Bizler kahveyi küçük kahve fincanında içeriz mesela, kuşluk yemeğinden önce ya da sonra içeriz. Onlar kocaman kupalarda kahve içer sabah aç karnına. Sabah kahve içmek aslında çalışan herkesin bir rutini gibi olsa da mutlaka kahveden sonra yine çaya döneriz. Bir de konu çaydan açılmışken, biz çay bardağına şeker koyup misafire ikram ederiz, bu alışkanlıktan vazgeçemiyoruz.
Eskiden, özel marketler yokken kasaptan alışveriş yapmazdık, derin dondurucularımız vardı, gerektiğinde büyük baş hayvan keser, parçalara ayırır derin dondurucuda saklardık. Ya da izbelerde eti kurutur ya da kavurma yapıp saklardık. Kasaplarda domuz eti varlığı bizlerin oradan alışveriş yapmamıza engeldi. Ama şimdi sahibi Müslüman olan kasap dükkânları nerdeyse her yerde var, belirli semtlerde olmasa da herkes her kasaptan et almaz burada. Marketlerde eğer pastırma alacaksak ve dilimlenmesi gerekiyorsa, bunun kaşar peyniri makinesinden kesilmesini rica ederiz. Onlar da bu hassasiyetimizi bilir, bazen biz söylemeden de o makinelerde keserler.
Bizler misafir gelince önce reçel ya da lokum ikram ederiz, sonra sırasıyla çay, kurabiye gibi ikramlıklar, ardından tatlı ve meyve suyu, ardından meyve, eğer misafirler hâlâ oturacaksa en son kahve ikram ederiz. Bu sıra bozulmaz, meyve tatlıdan önce çıkmaz yani. Makedonlarda durum farklıdır, masaya ikram edecekleri her şeyi koyarlar sen istediğini alırsın, onlar da oturur muhabbet eder. Yeni doğan bir çocuk varsa bizlerde, hem mevlidi yapılır hem de “hayırlıya” gidilir, onlarda 40 gün kimse gitmez. Biri ölürse bizde kapının önüne sandalye ve beyaz havlu koyulur, günlerce insanlar başsağlığına gelir. Ölünün yedisi olana kadar da o havlu kapı önünde durur. Makedonlarda ise cenaze töreninden sonra evde toplanılır, sonrasında başsağlığı gibi ziyaretler yoktur. Düğünlerde de farklılıklarımız vardır. Komşu dahi olsak bu gibi geleneklerimiz değişmez. Onlarınki daha kolay, onlar gibi yapalım denilmez.
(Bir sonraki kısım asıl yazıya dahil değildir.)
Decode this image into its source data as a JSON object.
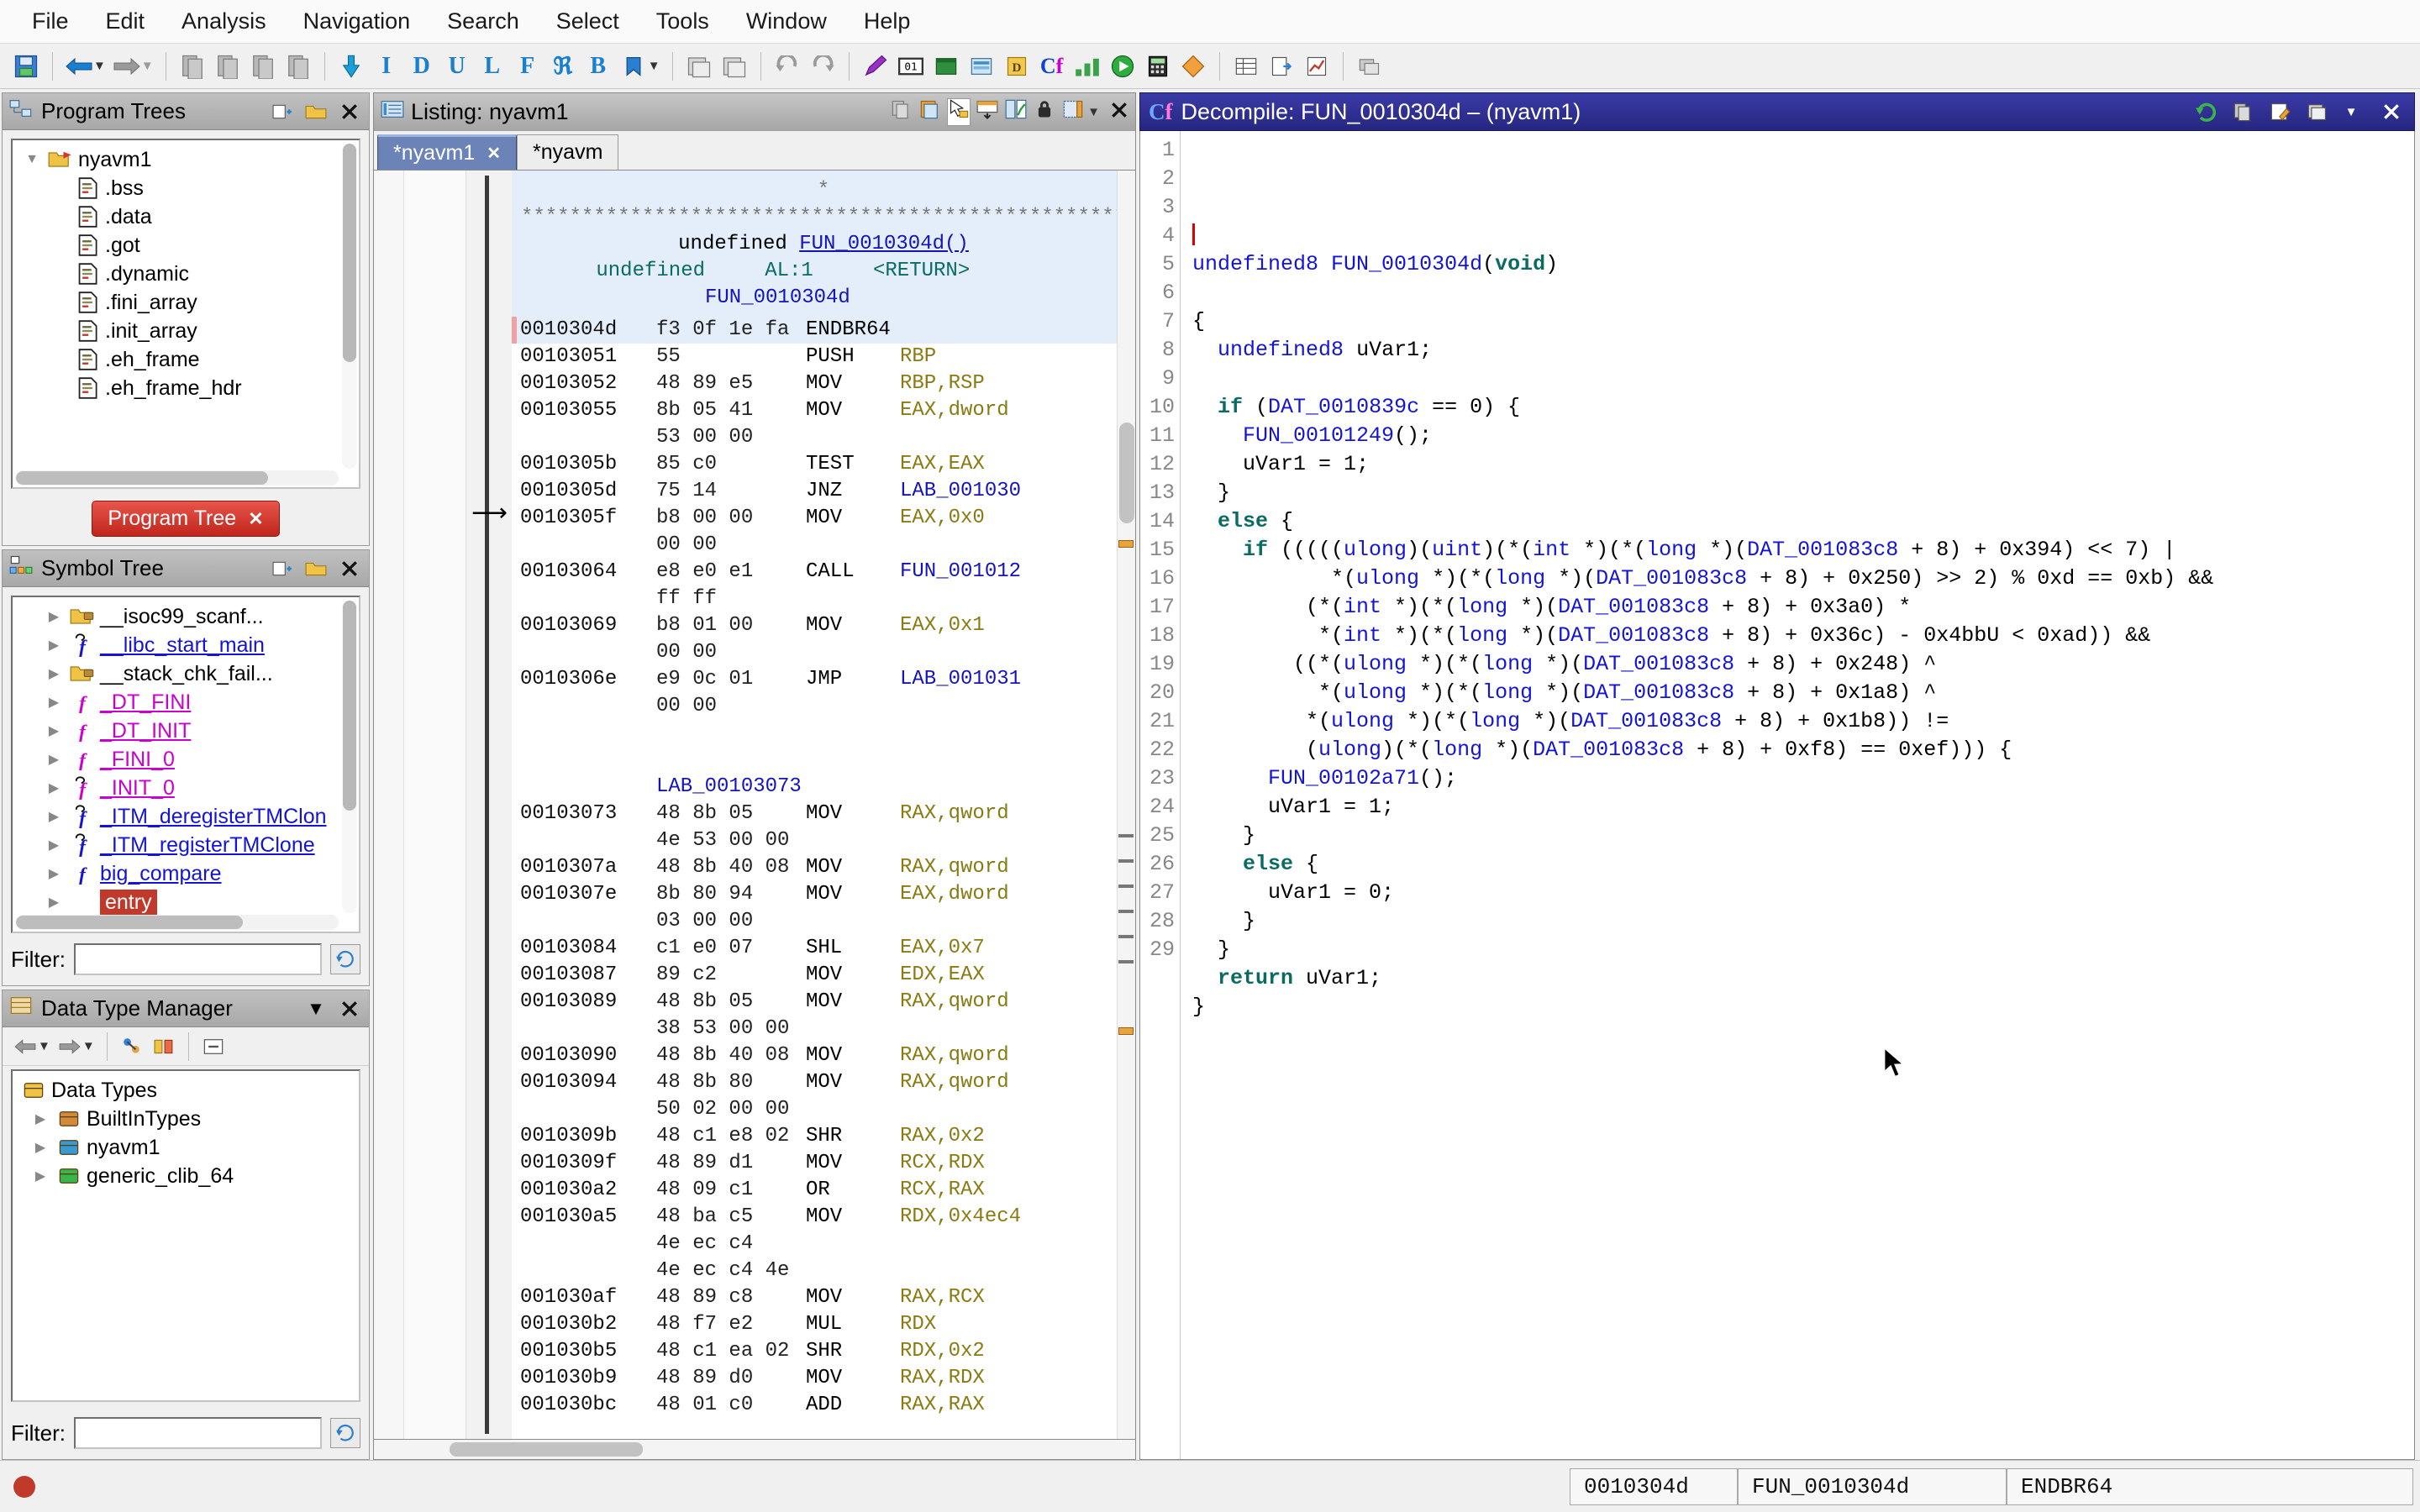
{
  "menubar": {
    "items": [
      "File",
      "Edit",
      "Analysis",
      "Navigation",
      "Search",
      "Select",
      "Tools",
      "Window",
      "Help"
    ]
  },
  "toolbar": {
    "groups": [
      [
        "save-icon"
      ],
      [
        "back-arrow-icon",
        "back-dropdown-icon",
        "forward-arrow-icon",
        "forward-dropdown-icon"
      ],
      [
        "prev-diff-icon",
        "next-diff-icon",
        "prev-diff2-icon",
        "next-diff2-icon"
      ],
      [
        "down-arrow-icon",
        "instruction-icon",
        "data-icon",
        "undefine-icon",
        "label-icon",
        "function-icon",
        "clear-flow-icon",
        "bytes-icon",
        "bookmark-icon",
        "bookmark-dropdown-icon"
      ],
      [
        "snapshot-icon",
        "copy-snapshot-icon"
      ],
      [
        "undo-icon",
        "redo-icon"
      ],
      [
        "edit-icon",
        "memory-icon",
        "window-icon",
        "archive-icon",
        "cfunction-icon",
        "graph-icon",
        "run-icon",
        "calculator-icon",
        "diamond-icon"
      ],
      [
        "table-icon",
        "export-icon",
        "chart-icon"
      ],
      [
        "refresh-window-icon"
      ]
    ]
  },
  "program_trees": {
    "title": "Program Trees",
    "title_icon": "program-tree-icon",
    "buttons": [
      "new-tree-icon",
      "open-tree-icon",
      "close-icon"
    ],
    "root": "nyavm1",
    "nodes": [
      ".bss",
      ".data",
      ".got",
      ".dynamic",
      ".fini_array",
      ".init_array",
      ".eh_frame",
      ".eh_frame_hdr"
    ],
    "tab_label": "Program Tree",
    "tab_close": "✕"
  },
  "symbol_tree": {
    "title": "Symbol Tree",
    "title_icon": "symbol-tree-icon",
    "buttons": [
      "create-icon",
      "rename-icon",
      "close-icon"
    ],
    "items": [
      {
        "label": "__isoc99_scanf...",
        "icon": "folder-icon",
        "color": "#000000",
        "selected": false
      },
      {
        "label": "__libc_start_main",
        "icon": "function-ext-icon",
        "color": "#1414d8",
        "selected": false
      },
      {
        "label": "__stack_chk_fail...",
        "icon": "folder-icon",
        "color": "#000000",
        "selected": false
      },
      {
        "label": "_DT_FINI",
        "icon": "function-icon",
        "color": "#cc00cc",
        "selected": false
      },
      {
        "label": "_DT_INIT",
        "icon": "function-icon",
        "color": "#cc00cc",
        "selected": false
      },
      {
        "label": "_FINI_0",
        "icon": "function-icon",
        "color": "#cc00cc",
        "selected": false
      },
      {
        "label": "_INIT_0",
        "icon": "function-ext-icon",
        "color": "#cc00cc",
        "selected": false
      },
      {
        "label": "_ITM_deregisterTMClon",
        "icon": "function-ext-icon",
        "color": "#1414d8",
        "selected": false
      },
      {
        "label": "_ITM_registerTMClone",
        "icon": "function-ext-icon",
        "color": "#1414d8",
        "selected": false
      },
      {
        "label": "big_compare",
        "icon": "function-icon",
        "color": "#1414d8",
        "selected": false
      },
      {
        "label": "entry",
        "icon": "function-icon",
        "color": "#ffffff",
        "selected": true
      }
    ],
    "filter_label": "Filter:",
    "filter_value": ""
  },
  "data_type_manager": {
    "title": "Data Type Manager",
    "title_icon": "datatype-icon",
    "buttons": [
      "dropdown-icon",
      "close-icon"
    ],
    "toolbar_icons": [
      "back-icon",
      "back-dropdown-icon",
      "forward-icon",
      "forward-dropdown-icon",
      "filter-pointer-icon",
      "filter-array-icon",
      "collapse-icon"
    ],
    "root": "Data Types",
    "nodes": [
      {
        "label": "BuiltInTypes",
        "icon": "builtin-archive-icon"
      },
      {
        "label": "nyavm1",
        "icon": "program-archive-icon"
      },
      {
        "label": "generic_clib_64",
        "icon": "file-archive-icon"
      }
    ],
    "filter_label": "Filter:",
    "filter_value": ""
  },
  "listing": {
    "title": "Listing:  nyavm1",
    "title_icon": "listing-icon",
    "toolbar_icons": [
      "copy-icon",
      "paste-icon",
      "select-cursor-icon",
      "table-add-icon",
      "diff-icon",
      "lock-icon",
      "layout-icon",
      "layout-dropdown-icon",
      "close-icon"
    ],
    "tabs": [
      {
        "label": "*nyavm1",
        "active": true,
        "close": "✕"
      },
      {
        "label": "*nyavm",
        "active": false,
        "close": ""
      }
    ],
    "header": {
      "star_single": "*",
      "star_rule": "**************************************************",
      "signature_type": "undefined",
      "signature_fn": "FUN_0010304d()",
      "ret_type": "undefined",
      "ret_reg": "AL:1",
      "ret_label": "<RETURN>",
      "label": "FUN_0010304d"
    },
    "rows": [
      {
        "addr": "0010304d",
        "bytes": "f3 0f 1e fa",
        "mnem": "ENDBR64",
        "ops": "",
        "current": true
      },
      {
        "addr": "00103051",
        "bytes": "55",
        "mnem": "PUSH",
        "ops": "RBP"
      },
      {
        "addr": "00103052",
        "bytes": "48 89 e5",
        "mnem": "MOV",
        "ops": "RBP,RSP"
      },
      {
        "addr": "00103055",
        "bytes": "8b 05 41",
        "mnem": "MOV",
        "ops": "EAX,dword"
      },
      {
        "addr": "",
        "bytes": "53 00 00",
        "mnem": "",
        "ops": ""
      },
      {
        "addr": "0010305b",
        "bytes": "85 c0",
        "mnem": "TEST",
        "ops": "EAX,EAX"
      },
      {
        "addr": "0010305d",
        "bytes": "75 14",
        "mnem": "JNZ",
        "ops": "LAB_001030",
        "islabel": true
      },
      {
        "addr": "0010305f",
        "bytes": "b8 00 00",
        "mnem": "MOV",
        "ops": "EAX,0x0"
      },
      {
        "addr": "",
        "bytes": "00 00",
        "mnem": "",
        "ops": ""
      },
      {
        "addr": "00103064",
        "bytes": "e8 e0 e1",
        "mnem": "CALL",
        "ops": "FUN_001012",
        "islabel": true
      },
      {
        "addr": "",
        "bytes": "ff ff",
        "mnem": "",
        "ops": ""
      },
      {
        "addr": "00103069",
        "bytes": "b8 01 00",
        "mnem": "MOV",
        "ops": "EAX,0x1"
      },
      {
        "addr": "",
        "bytes": "00 00",
        "mnem": "",
        "ops": ""
      },
      {
        "addr": "0010306e",
        "bytes": "e9 0c 01",
        "mnem": "JMP",
        "ops": "LAB_001031",
        "islabel": true
      },
      {
        "addr": "",
        "bytes": "00 00",
        "mnem": "",
        "ops": ""
      },
      {
        "addr": "",
        "bytes": "",
        "mnem": "",
        "ops": ""
      },
      {
        "label_row": "LAB_00103073"
      },
      {
        "addr": "00103073",
        "bytes": "48 8b 05",
        "mnem": "MOV",
        "ops": "RAX,qword"
      },
      {
        "addr": "",
        "bytes": "4e 53 00 00",
        "mnem": "",
        "ops": ""
      },
      {
        "addr": "0010307a",
        "bytes": "48 8b 40 08",
        "mnem": "MOV",
        "ops": "RAX,qword"
      },
      {
        "addr": "0010307e",
        "bytes": "8b 80 94",
        "mnem": "MOV",
        "ops": "EAX,dword"
      },
      {
        "addr": "",
        "bytes": "03 00 00",
        "mnem": "",
        "ops": ""
      },
      {
        "addr": "00103084",
        "bytes": "c1 e0 07",
        "mnem": "SHL",
        "ops": "EAX,0x7"
      },
      {
        "addr": "00103087",
        "bytes": "89 c2",
        "mnem": "MOV",
        "ops": "EDX,EAX"
      },
      {
        "addr": "00103089",
        "bytes": "48 8b 05",
        "mnem": "MOV",
        "ops": "RAX,qword"
      },
      {
        "addr": "",
        "bytes": "38 53 00 00",
        "mnem": "",
        "ops": ""
      },
      {
        "addr": "00103090",
        "bytes": "48 8b 40 08",
        "mnem": "MOV",
        "ops": "RAX,qword"
      },
      {
        "addr": "00103094",
        "bytes": "48 8b 80",
        "mnem": "MOV",
        "ops": "RAX,qword"
      },
      {
        "addr": "",
        "bytes": "50 02 00 00",
        "mnem": "",
        "ops": ""
      },
      {
        "addr": "0010309b",
        "bytes": "48 c1 e8 02",
        "mnem": "SHR",
        "ops": "RAX,0x2"
      },
      {
        "addr": "0010309f",
        "bytes": "48 89 d1",
        "mnem": "MOV",
        "ops": "RCX,RDX"
      },
      {
        "addr": "001030a2",
        "bytes": "48 09 c1",
        "mnem": "OR",
        "ops": "RCX,RAX"
      },
      {
        "addr": "001030a5",
        "bytes": "48 ba c5",
        "mnem": "MOV",
        "ops": "RDX,0x4ec4"
      },
      {
        "addr": "",
        "bytes": "4e ec c4",
        "mnem": "",
        "ops": ""
      },
      {
        "addr": "",
        "bytes": "4e ec c4 4e",
        "mnem": "",
        "ops": ""
      },
      {
        "addr": "001030af",
        "bytes": "48 89 c8",
        "mnem": "MOV",
        "ops": "RAX,RCX"
      },
      {
        "addr": "001030b2",
        "bytes": "48 f7 e2",
        "mnem": "MUL",
        "ops": "RDX"
      },
      {
        "addr": "001030b5",
        "bytes": "48 c1 ea 02",
        "mnem": "SHR",
        "ops": "RDX,0x2"
      },
      {
        "addr": "001030b9",
        "bytes": "48 89 d0",
        "mnem": "MOV",
        "ops": "RAX,RDX"
      },
      {
        "addr": "001030bc",
        "bytes": "48 01 c0",
        "mnem": "ADD",
        "ops": "RAX,RAX"
      }
    ]
  },
  "decompile": {
    "title": "Decompile: FUN_0010304d –  (nyavm1)",
    "title_icon": "cfunction-icon",
    "buttons": [
      "refresh-icon",
      "copy-icon",
      "edit-icon",
      "snapshot-icon",
      "menu-dropdown-icon",
      "close-icon"
    ],
    "lines": [
      {
        "n": 1,
        "text": "",
        "cursor": true
      },
      {
        "n": 2,
        "text": "undefined8 FUN_0010304d(void)"
      },
      {
        "n": 3,
        "text": ""
      },
      {
        "n": 4,
        "text": "{"
      },
      {
        "n": 5,
        "text": "  undefined8 uVar1;"
      },
      {
        "n": 6,
        "text": ""
      },
      {
        "n": 7,
        "text": "  if (DAT_0010839c == 0) {"
      },
      {
        "n": 8,
        "text": "    FUN_00101249();"
      },
      {
        "n": 9,
        "text": "    uVar1 = 1;"
      },
      {
        "n": 10,
        "text": "  }"
      },
      {
        "n": 11,
        "text": "  else {"
      },
      {
        "n": 12,
        "text": "    if (((((ulong)(uint)(*(int *)(*(long *)(DAT_001083c8 + 8) + 0x394) << 7) |"
      },
      {
        "n": 13,
        "text": "           *(ulong *)(*(long *)(DAT_001083c8 + 8) + 0x250) >> 2) % 0xd == 0xb) &&"
      },
      {
        "n": 14,
        "text": "         (*(int *)(*(long *)(DAT_001083c8 + 8) + 0x3a0) *"
      },
      {
        "n": 15,
        "text": "          *(int *)(*(long *)(DAT_001083c8 + 8) + 0x36c) - 0x4bbU < 0xad)) &&"
      },
      {
        "n": 16,
        "text": "        ((*(ulong *)(*(long *)(DAT_001083c8 + 8) + 0x248) ^"
      },
      {
        "n": 17,
        "text": "          *(ulong *)(*(long *)(DAT_001083c8 + 8) + 0x1a8) ^"
      },
      {
        "n": 18,
        "text": "         *(ulong *)(*(long *)(DAT_001083c8 + 8) + 0x1b8)) !="
      },
      {
        "n": 19,
        "text": "         (ulong)(*(long *)(DAT_001083c8 + 8) + 0xf8) == 0xef))) {"
      },
      {
        "n": 20,
        "text": "      FUN_00102a71();"
      },
      {
        "n": 21,
        "text": "      uVar1 = 1;"
      },
      {
        "n": 22,
        "text": "    }"
      },
      {
        "n": 23,
        "text": "    else {"
      },
      {
        "n": 24,
        "text": "      uVar1 = 0;"
      },
      {
        "n": 25,
        "text": "    }"
      },
      {
        "n": 26,
        "text": "  }"
      },
      {
        "n": 27,
        "text": "  return uVar1;"
      },
      {
        "n": 28,
        "text": "}"
      },
      {
        "n": 29,
        "text": ""
      }
    ]
  },
  "statusbar": {
    "indicator_icon": "record-icon",
    "address": "0010304d",
    "function": "FUN_0010304d",
    "instruction": "ENDBR64"
  },
  "colors": {
    "accent_blue": "#6b83b7",
    "decomp_title": "#262680",
    "selection_red": "#c0392b",
    "keyword_teal": "#0a6b63",
    "identifier_blue": "#1414d8",
    "operand_olive": "#8a7a12",
    "header_bg": "#e4eefb"
  }
}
Bizde “misafirlik” diye bir şey var hâlâ, daha bugün mesela eşimin amcasının evinden aradılar beni, “bütün günlüğüne diğer amcalar gelecek müsaitseniz siz de gelin” dediler. Akrabalar arayı fazla uzatmaz, bir sebep aramaz, birkaç hafta geçmişse hemen ziyaretler başlar. Bu gibi geleneklerimiz, bizleri birbirimizle daha da yakınlaştırır. İşte bu yakınlıklar ise “kendimizden” uzaklaşmamızı engeller.